Friends With Money (2006)

Movie Info

Movie Info

Run Time
1 hour and 28 minutes
Rating
R

VP Content Ratings

Violence
0/10
Language
4/10
Sex & Nudity
5/10
Rated R. Our ratings: V- 0; L – 4 ; S/N – 5. Running time: 1 hour 28 min.

The lover of money will not be satisfied with money; nor the lover of wealth, with gain. This also is vanity.
Feasts are made for laughter; wine gladdens life, and money meets every need.
Ecclesiastes 5:10 & 10:19

Friends With Money

Director/writer Nicole Holofcener’s film, set in a stylish section of Los Angeles, explores the friendship of four women, three of whom are indeed “friends with money.” Franny and husband Matt (Joan Cusack and Greg Germann) have so much money, having just donated two million dollars to a charity, that they are unsure as to where they should direct their next large donation. The suggestion that they give it to Olivia (Jennifer Aniston), the only one of the four who is single and poor (she works as a maid), raises the embarrassing question of how those who have made it financially deal with a long-time friend who has not. To the credit of the three, who have all kinds of problems of their own, they have stayed in close touch with their penniless friend, rather than dropping her along the way to success.
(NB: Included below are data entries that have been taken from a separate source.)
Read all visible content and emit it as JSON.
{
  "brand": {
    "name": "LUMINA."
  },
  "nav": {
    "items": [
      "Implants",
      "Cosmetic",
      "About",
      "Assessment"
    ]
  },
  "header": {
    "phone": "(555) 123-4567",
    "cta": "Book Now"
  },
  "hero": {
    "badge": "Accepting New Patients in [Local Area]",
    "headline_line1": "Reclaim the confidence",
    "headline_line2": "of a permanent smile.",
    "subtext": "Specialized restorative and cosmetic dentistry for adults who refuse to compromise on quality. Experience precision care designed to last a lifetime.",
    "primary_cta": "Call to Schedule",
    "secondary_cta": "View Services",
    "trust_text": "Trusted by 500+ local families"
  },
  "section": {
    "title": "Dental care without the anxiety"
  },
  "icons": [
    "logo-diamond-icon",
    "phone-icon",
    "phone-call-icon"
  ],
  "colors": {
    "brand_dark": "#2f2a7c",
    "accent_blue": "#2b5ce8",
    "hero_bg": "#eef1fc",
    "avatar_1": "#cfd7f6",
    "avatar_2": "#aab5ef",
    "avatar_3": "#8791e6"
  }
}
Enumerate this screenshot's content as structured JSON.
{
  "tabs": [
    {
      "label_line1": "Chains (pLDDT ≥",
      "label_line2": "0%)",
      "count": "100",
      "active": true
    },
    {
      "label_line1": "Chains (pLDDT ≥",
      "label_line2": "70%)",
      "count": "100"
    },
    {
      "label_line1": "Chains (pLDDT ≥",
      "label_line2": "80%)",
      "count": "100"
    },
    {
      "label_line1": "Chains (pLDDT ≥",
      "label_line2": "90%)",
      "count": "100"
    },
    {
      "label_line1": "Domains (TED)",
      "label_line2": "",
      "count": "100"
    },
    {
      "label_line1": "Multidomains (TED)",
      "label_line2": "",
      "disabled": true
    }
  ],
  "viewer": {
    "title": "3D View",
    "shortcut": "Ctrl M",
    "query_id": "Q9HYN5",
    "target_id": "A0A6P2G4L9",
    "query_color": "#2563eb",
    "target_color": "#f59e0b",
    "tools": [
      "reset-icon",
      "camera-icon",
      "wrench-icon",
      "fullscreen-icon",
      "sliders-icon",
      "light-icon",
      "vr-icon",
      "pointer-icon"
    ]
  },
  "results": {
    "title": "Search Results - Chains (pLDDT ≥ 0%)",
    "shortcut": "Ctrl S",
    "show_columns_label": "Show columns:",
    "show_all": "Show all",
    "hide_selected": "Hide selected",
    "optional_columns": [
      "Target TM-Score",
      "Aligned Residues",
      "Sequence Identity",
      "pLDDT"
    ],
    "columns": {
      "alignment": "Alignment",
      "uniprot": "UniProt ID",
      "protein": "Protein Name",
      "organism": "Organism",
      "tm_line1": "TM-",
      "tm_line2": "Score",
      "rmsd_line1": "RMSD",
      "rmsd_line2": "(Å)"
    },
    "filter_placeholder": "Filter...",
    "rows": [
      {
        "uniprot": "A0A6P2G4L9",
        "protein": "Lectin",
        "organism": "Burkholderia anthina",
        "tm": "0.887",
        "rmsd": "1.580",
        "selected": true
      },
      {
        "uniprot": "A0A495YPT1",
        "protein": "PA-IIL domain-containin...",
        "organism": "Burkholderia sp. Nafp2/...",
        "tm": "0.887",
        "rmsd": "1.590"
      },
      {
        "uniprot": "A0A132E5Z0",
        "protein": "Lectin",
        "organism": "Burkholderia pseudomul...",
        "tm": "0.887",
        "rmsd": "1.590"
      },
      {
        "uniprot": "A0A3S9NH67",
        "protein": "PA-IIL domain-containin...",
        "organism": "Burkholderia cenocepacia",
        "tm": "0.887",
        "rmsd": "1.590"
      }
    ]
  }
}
Olivia once taught at a posh school, but the students, catching on to her lower economic status by her decrepit car, began to insult her by giving her quarters, so she traded a well-paying job with low esteem for one that paid less but in which her pride was not directly assaulted. She accepts a blind date with the personal trainer of a friend, Mike (Scott Caan), who asks to accompany her on her jobs. The cad has the temerity to ask her for a cut of her wages. Fortunately, she eventually enters into a relationship with an out of work and somewhat overweight who seems to appreciate her. Theirs is an unlikely pairing, but we hope that it might just work out.

We are not so sure of Olivia’s friends. Aaron does not take serious note of his wife Jane’s (Frances McDormand and Simon McBurney) deep anger over the small injustices daily encountered (the cutting in line incident at Old Navy is priceless!), and the resulting depression. Christine and David (Catherine Keener and Jason Isaacs) are a screenwriter pair working at dual computers but who seldom communicate, except when arguing. They are oblivious to the hostility of their neighbors, upset at their constructing a second story bedroom to their ranch home that will block the ocean view of everyone but themselves. The accident-prone Christine, upset that her husband never asks her how she is, leaves her dead-end marriage before the film ends. Only Franny and Matt seem to have no problems, which makes one wonder about the writer’s suggestion that those who have lots of “old money,” and thus have never had to worry about or engage in acquiring it. (Is this what the writer of Ecc. 10:19 is getting at?)